Woman speaks out after being shot on freeway in Benicia
BENICIA, Calif. - A woman was shot and wounded on a freeway in Benicia while driving to work before dawn Thursday.
"I'm on my way to work. I don't expect to get shot!" the 31-year-old Vallejo woman told KTVU as she waited in the emergency room at John Muir Medical Center in Walnut Creek.
"They got right on the side of me and matched my speed of my car, and started shooting at me," said the woman, who did not want to be identified.
She said the shooter fired from a black car with a busted-up window.
"When they started matching my speed, I looked over, and all I could see was that jacked-up window, and they started shooting at me," she said.
The woman was shot in the leg and butt. Her Nissan Versa ended up on an embankment.
Ashley Davis, the victim's cousin said, "This one right here, it wasn't time for her to go, she got her mom, she got angels in the sky."

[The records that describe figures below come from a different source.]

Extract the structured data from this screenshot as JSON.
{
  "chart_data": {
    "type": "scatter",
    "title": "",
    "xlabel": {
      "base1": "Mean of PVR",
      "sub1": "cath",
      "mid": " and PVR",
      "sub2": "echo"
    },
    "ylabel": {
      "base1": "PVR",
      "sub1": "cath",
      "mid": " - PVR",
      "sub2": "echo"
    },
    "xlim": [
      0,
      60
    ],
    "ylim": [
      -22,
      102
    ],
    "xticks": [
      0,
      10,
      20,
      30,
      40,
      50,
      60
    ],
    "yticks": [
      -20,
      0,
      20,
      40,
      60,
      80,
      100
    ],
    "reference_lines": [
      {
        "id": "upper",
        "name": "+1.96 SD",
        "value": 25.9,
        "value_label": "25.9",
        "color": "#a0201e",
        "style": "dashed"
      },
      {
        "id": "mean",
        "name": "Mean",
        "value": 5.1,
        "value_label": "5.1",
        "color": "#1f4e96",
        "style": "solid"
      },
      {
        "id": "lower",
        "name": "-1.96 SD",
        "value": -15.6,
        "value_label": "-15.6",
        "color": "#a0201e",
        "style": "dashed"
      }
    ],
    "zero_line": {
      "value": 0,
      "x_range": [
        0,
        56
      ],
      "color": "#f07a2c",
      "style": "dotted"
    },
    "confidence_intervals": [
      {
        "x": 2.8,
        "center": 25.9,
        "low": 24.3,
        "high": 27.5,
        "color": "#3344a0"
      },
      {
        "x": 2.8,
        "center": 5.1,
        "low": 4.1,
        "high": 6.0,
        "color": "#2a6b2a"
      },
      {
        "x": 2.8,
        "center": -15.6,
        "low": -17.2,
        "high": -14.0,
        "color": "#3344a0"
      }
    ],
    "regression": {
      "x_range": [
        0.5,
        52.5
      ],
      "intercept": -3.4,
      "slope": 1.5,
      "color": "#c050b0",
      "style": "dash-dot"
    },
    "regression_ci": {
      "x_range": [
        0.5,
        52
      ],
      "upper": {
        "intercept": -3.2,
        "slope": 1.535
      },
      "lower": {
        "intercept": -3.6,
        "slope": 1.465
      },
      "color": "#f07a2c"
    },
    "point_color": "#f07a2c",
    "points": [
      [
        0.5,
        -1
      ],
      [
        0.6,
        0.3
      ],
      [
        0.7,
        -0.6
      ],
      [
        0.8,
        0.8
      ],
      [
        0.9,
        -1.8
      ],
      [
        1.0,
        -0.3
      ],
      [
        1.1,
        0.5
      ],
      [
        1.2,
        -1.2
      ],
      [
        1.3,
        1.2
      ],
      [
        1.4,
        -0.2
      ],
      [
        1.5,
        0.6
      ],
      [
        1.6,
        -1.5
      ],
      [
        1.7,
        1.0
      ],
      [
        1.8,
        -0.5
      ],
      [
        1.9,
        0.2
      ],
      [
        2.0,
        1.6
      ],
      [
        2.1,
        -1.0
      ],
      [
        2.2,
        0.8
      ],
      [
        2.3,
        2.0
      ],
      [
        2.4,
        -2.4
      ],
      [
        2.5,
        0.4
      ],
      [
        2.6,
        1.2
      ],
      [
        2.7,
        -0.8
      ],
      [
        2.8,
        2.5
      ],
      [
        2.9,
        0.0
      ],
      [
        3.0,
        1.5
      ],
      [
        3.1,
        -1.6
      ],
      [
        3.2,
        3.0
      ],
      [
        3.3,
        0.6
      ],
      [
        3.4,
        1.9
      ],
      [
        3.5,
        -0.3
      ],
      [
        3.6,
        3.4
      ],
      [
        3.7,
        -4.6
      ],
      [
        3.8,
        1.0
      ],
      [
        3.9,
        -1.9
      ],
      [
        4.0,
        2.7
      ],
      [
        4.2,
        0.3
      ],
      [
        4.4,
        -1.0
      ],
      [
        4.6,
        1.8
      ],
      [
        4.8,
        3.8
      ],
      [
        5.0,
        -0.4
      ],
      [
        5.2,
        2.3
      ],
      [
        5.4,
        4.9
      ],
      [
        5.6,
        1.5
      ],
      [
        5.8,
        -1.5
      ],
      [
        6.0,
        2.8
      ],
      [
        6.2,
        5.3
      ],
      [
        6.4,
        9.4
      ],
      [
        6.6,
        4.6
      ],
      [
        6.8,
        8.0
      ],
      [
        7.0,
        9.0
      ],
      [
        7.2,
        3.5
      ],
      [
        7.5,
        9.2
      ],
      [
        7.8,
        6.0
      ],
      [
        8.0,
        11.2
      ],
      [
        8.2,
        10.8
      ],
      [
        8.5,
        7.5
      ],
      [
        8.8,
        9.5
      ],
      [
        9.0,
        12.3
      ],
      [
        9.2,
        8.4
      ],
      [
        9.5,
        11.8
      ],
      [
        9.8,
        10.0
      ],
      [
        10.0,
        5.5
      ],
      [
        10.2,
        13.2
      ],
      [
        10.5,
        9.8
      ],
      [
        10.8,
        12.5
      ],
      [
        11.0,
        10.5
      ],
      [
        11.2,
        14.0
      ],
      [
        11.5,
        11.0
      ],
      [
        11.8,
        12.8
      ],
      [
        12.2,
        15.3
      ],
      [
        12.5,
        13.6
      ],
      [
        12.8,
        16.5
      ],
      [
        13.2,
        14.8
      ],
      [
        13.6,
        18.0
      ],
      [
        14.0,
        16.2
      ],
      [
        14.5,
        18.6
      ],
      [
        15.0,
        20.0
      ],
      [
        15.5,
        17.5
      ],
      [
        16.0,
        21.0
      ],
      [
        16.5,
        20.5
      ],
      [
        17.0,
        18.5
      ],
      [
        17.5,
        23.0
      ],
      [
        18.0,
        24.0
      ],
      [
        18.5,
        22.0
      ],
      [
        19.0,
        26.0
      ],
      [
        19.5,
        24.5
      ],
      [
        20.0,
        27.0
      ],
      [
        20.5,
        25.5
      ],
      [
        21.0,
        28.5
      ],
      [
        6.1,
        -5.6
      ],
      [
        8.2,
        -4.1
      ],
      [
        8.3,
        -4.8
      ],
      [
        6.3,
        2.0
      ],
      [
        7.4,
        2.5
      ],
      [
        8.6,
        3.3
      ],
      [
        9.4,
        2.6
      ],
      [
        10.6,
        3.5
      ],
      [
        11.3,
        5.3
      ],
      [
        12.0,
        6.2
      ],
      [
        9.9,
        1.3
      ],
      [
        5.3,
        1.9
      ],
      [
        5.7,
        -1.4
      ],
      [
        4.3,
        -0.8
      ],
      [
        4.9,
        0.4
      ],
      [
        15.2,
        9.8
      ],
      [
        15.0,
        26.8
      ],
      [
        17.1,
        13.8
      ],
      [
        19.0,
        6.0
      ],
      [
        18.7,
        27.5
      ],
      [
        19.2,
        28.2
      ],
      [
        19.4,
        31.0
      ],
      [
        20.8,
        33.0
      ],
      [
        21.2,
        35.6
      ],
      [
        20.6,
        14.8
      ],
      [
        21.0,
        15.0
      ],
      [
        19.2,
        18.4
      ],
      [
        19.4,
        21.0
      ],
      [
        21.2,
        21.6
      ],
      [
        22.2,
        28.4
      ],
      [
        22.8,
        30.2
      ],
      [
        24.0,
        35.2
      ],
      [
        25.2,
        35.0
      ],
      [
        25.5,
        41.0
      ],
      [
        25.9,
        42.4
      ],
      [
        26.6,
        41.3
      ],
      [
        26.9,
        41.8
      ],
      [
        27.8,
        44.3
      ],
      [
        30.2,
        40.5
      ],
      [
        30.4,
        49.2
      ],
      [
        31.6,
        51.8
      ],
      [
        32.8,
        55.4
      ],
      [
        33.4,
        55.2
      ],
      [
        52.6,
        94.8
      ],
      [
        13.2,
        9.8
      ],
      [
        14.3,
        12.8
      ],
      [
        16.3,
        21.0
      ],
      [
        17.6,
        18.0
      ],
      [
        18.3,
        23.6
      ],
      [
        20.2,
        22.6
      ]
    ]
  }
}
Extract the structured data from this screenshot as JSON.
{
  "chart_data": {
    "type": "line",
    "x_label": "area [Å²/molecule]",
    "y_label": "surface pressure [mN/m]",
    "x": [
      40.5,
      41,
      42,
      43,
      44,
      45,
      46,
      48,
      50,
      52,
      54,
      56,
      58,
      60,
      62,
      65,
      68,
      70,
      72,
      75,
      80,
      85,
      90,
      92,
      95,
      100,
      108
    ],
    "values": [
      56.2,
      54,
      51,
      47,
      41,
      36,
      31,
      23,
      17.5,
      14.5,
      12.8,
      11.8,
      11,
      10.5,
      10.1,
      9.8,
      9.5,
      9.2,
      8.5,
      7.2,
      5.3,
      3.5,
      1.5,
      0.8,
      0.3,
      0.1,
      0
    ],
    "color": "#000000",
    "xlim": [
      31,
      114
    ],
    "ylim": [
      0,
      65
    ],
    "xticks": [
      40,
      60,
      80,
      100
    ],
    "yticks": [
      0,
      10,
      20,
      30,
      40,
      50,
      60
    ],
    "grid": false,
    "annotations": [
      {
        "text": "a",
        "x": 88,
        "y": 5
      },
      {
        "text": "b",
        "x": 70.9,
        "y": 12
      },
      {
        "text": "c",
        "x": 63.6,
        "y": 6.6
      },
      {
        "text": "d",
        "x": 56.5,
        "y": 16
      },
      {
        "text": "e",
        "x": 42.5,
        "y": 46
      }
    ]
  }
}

Davis said this latest freeway shooting hits too close to home.
"To know that she was on her way to work, and to be shot on the way to do something productive, which she enjoys, it just feels, like I got anxiety," Davis said.
The victim's aunt Alicia Carter said, "She's a good kid, a really good kid, and she did not deserve that."
Carter said she believes her niece may have been targeted because she drives slowly.
"She drives like an old lady. And so she was saying that she was driving, she thought she was going too slow because they were trailing her really close," Carter said.
I-780 is two lanes in each direction, and it's possible the victim was unknowingly in the path of a speeding car.
"She decided to go faster, and they started matching her speed, and then that's when they got on the side, her left side of her, and began shooting her," Carter said.
The women had these messages for those responsible.
Carter said, "Get a real life for yourself. You shooting somebody, you don't even know who you shooting at."
Davis said, "You will be caught and you will be found, and we will have justice
Anyone with information is asked to contact CHP investigators.